Puttee ran on a platform promoting public ownership of "all natural monopolies" and other reformist measures. The basic issue of the campaign was whether labour had a right to have its own representatives in parliament.

In a narrow two-way contest, Puttee prevailed by a margin of eight votes (2431 to 2423). Puttee ran for re-election later that year in the 1900 election and won by a margin of 1,200 votes. Puttee again received unofficial Liberal support against Martin, who ran as an independent with Conservative support.

Puttee remained in Parliament until the 1904 election, when he was defeated. There were several reasons for this setback.

As an MP, Puttee came into contact with British Labour MPs such as Keir Hardie and Ramsay MacDonald and promoted the new British Labour Party (then known as the Labour Representation Committee) as a model to emulate. In doing so, he repudiated Marxists within the Winnipeg Labour Party, alienating the city's more radical and revolutionary socialists. The WLP suffered a severe split, and many socialists and radical trade unionists left in 1902 to join the Canadian Socialist League. They ultimately formed the Socialist Party of Manitoba, which had a much more radical program than Puttee's broad-based WLP.

A second reason for Puttee's defeat was the loss of Liberal support, as the Sifton loyalists succeeded in nominating their candidate, D. W. Bole. The Conservatives ran William Sanford Evans, later a leader of the provincial Conservative Party.

The Liberals made strenuous efforts to appeal to the working class through the dispensation of patronage among leading trade unionists, and by attacking the trade union council as being radical and uninterested in the needs of ordinary workers. Puttee was painted as a dangerous "revolutionist" backed by "assassins". Bole won the election; Puttee finished in third place.

Out of office, Puttee returned to his newspaper and continued to agitate for independent working-class politics. He became chairman of a new party, the Independent Labour Party, based on the British model. This ILP proved to be short-lived, collapsing in an internal feud after some of its members attempted to define the party as "socialist".

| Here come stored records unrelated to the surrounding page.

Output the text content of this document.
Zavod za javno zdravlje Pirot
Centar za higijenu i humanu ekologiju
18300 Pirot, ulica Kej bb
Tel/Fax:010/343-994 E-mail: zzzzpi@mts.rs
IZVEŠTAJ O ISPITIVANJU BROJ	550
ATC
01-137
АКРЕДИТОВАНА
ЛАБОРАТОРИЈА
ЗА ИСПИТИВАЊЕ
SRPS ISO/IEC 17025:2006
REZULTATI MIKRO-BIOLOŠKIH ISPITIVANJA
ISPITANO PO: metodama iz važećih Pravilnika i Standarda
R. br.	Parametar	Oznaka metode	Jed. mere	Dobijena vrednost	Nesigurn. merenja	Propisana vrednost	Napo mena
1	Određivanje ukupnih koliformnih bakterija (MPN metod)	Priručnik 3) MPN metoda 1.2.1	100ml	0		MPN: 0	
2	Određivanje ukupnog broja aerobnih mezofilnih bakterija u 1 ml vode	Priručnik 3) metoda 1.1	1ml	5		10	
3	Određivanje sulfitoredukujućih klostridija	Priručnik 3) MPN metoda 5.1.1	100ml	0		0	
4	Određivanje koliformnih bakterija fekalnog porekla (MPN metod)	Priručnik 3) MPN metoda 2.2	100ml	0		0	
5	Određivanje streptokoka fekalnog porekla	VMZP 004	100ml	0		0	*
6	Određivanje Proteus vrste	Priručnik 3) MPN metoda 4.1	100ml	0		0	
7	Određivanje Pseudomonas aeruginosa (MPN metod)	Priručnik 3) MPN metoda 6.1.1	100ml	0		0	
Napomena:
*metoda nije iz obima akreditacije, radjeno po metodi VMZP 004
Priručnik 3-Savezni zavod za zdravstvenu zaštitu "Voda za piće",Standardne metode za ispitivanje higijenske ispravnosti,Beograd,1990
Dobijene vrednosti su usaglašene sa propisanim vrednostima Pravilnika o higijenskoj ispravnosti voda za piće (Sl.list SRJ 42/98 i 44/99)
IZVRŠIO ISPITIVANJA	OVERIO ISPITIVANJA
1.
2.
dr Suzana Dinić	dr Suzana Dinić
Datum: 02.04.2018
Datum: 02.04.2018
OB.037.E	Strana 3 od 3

In 1910, Puttee endorsed Fred Dixon as a candidate for the provincial legislature, and helped create the short-lived Manitoba Labour Party to support him. Dixon was defeated, due to opposition from the Socialist Party of Canada. Puttee also created a provincial Labour Representation Committee in the 1910s, and used The Voice to endorse labour candidates in the elections of 1914 and 1915. In 1918, Puttee helped to create the Dominion Labour Party, which was intended to consolidate labourist activities in various cities throughout the country.

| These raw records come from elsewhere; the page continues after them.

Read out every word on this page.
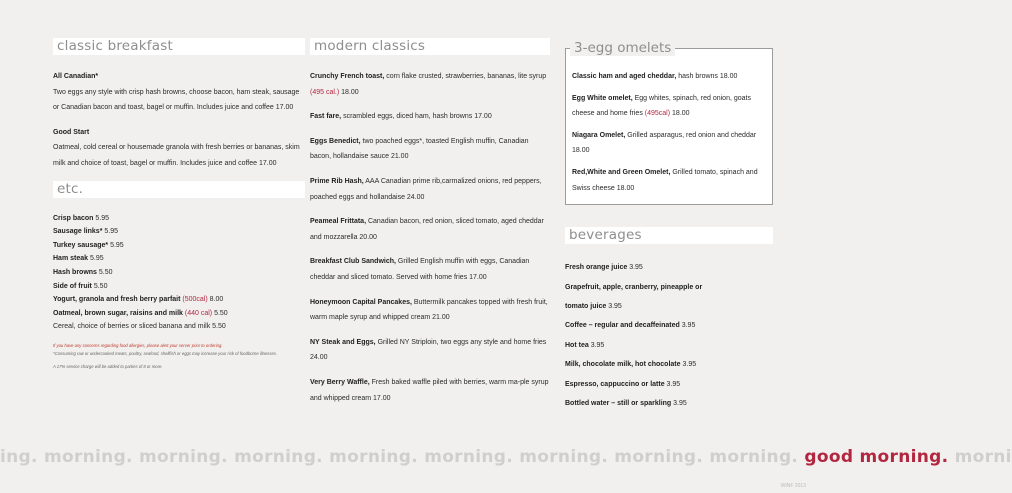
classic breakfast
All Canadian*
Two eggs any style with crisp hash browns, choose bacon, ham steak, sausage or Canadian bacon and toast, bagel or muffin. Includes juice and coffee 17.00
Good Start
Oatmeal, cold cereal or housemade granola with fresh berries or bananas, skim milk and choice of toast, bagel or muffin. Includes juice and coffee 17.00
etc.
Crisp bacon 5.95
Sausage links* 5.95
Turkey sausage* 5.95
Ham steak 5.95
Hash browns 5.50
Side of fruit 5.50
Yogurt, granola and fresh berry parfait (500cal) 8.00
Oatmeal, brown sugar, raisins and milk (440 cal) 5.50
Cereal, choice of berries or sliced banana and milk 5.50
If you have any concerns regarding food allergies, please alert your server prior to ordering.
*Consuming raw or undercooked meats, poultry, seafood, shellfish or eggs may increase your risk of foodborne illnesses.
A 17% service charge will be added to parties of 8 or more.
modern classics
Crunchy French toast, corn flake crusted, strawberries, bananas, lite syrup (495 cal.) 18.00
Fast fare, scrambled eggs, diced ham, hash browns 17.00
Eggs Benedict, two poached eggs*, toasted English muffin, Canadian bacon, hollandaise sauce 21.00
Prime Rib Hash, AAA Canadian prime rib,carmalized onions, red peppers, poached eggs and hollandaise 24.00
Peameal Frittata, Canadian bacon, red onion, sliced tomato, aged cheddar and mozzarella 20.00
Breakfast Club Sandwich, Grilled English muffin with eggs, Canadian cheddar and sliced tomato. Served with home fries 17.00
Honeymoon Capital Pancakes, Buttermilk pancakes topped with fresh fruit, warm maple syrup and whipped cream 21.00
NY Steak and Eggs, Grilled NY Striploin, two eggs any style and home fries 24.00
Very Berry Waffle, Fresh baked waffle piled with berries, warm ma-ple syrup and whipped cream 17.00
3-egg omelets
Classic ham and aged cheddar, hash browns 18.00
Egg White omelet, Egg whites, spinach, red onion, goats cheese and home fries (495cal) 18.00
Niagara Omelet, Grilled asparagus, red onion and cheddar 18.00
Red,White and Green Omelet, Grilled tomato, spinach and Swiss cheese 18.00
beverages
Fresh orange juice 3.95
Grapefruit, apple, cranberry, pineapple or
tomato juice 3.95
Coffee – regular and decaffeinated 3.95
Hot tea 3.95
Milk, chocolate milk, hot chocolate 3.95
Espresso, cappuccino or latte 3.95
Bottled water – still or sparkling 3.95
ing. morning. morning. morning. morning. morning. morning. morning. morning. good morning. morni
WINF 2013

Ultimately, Puttee's conservatism sidelined him as the labour movement came under the influence of socialist ideas. He opposed labour militancy and the Industrial Workers of the World in particular. In 1918, the Winnipeg Trades and Labour Council withdrew its patronage of the Voice due to the paper's moderate tone, and began publishing a new weekly, the Western Labour News, effectively ending Puttee's influence over the labour movement.

By the time of the Winnipeg General Strike of 1919, Puttee was a marginal figure sidelined by younger, more militant leaders such as J. S. Woodsworth and Abraham Albert Heaps. He continued to operate in the city's DLP organization, however, and his conservatism was a primary reason for a split in the party in 1920. Puttee sought the DLP's nomination for Mayor of Winnipeg in 1920, but was defeated by Seymour Farmer. Puttee's supporters subsequently asserted their control over the party, causing most of its leading figures (including Dixon) to separate and form a new Independent Labour Party. The DLP ceased to be an effective organization after this time.

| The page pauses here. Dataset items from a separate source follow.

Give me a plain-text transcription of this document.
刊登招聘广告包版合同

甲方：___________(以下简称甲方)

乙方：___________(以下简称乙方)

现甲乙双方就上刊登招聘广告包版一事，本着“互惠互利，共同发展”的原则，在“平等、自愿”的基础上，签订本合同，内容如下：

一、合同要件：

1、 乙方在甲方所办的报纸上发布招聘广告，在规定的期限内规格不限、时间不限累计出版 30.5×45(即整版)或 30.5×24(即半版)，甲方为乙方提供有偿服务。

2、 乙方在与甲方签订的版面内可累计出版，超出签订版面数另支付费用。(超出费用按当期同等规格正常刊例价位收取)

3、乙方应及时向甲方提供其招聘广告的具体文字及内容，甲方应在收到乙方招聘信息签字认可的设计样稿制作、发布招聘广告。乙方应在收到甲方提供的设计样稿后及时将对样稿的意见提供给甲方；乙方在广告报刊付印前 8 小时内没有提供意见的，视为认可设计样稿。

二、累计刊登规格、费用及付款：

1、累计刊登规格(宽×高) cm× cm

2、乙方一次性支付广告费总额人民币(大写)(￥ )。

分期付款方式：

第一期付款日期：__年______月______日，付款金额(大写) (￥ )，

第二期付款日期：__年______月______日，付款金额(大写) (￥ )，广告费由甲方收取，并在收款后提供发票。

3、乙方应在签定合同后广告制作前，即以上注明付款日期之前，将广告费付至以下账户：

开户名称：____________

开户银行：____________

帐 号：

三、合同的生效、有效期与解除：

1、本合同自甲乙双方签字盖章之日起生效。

Puttee ran for the Manitoba legislature in the provincial election of 1922 in the riding of Winnipeg—not as a Labour candidate, but as a Progressive, aligned with the United Farmers of Manitoba. He does not appear to have put much effort into this campaign, and received only 135 votes on the first count, finishing 38th out of 43 candidates. Winnipeg elected ten members via Single transferable voting in this election, and Puttee was eliminated in the ninth count.

Already in his 50s, he did not play a significant role in politics after 1922.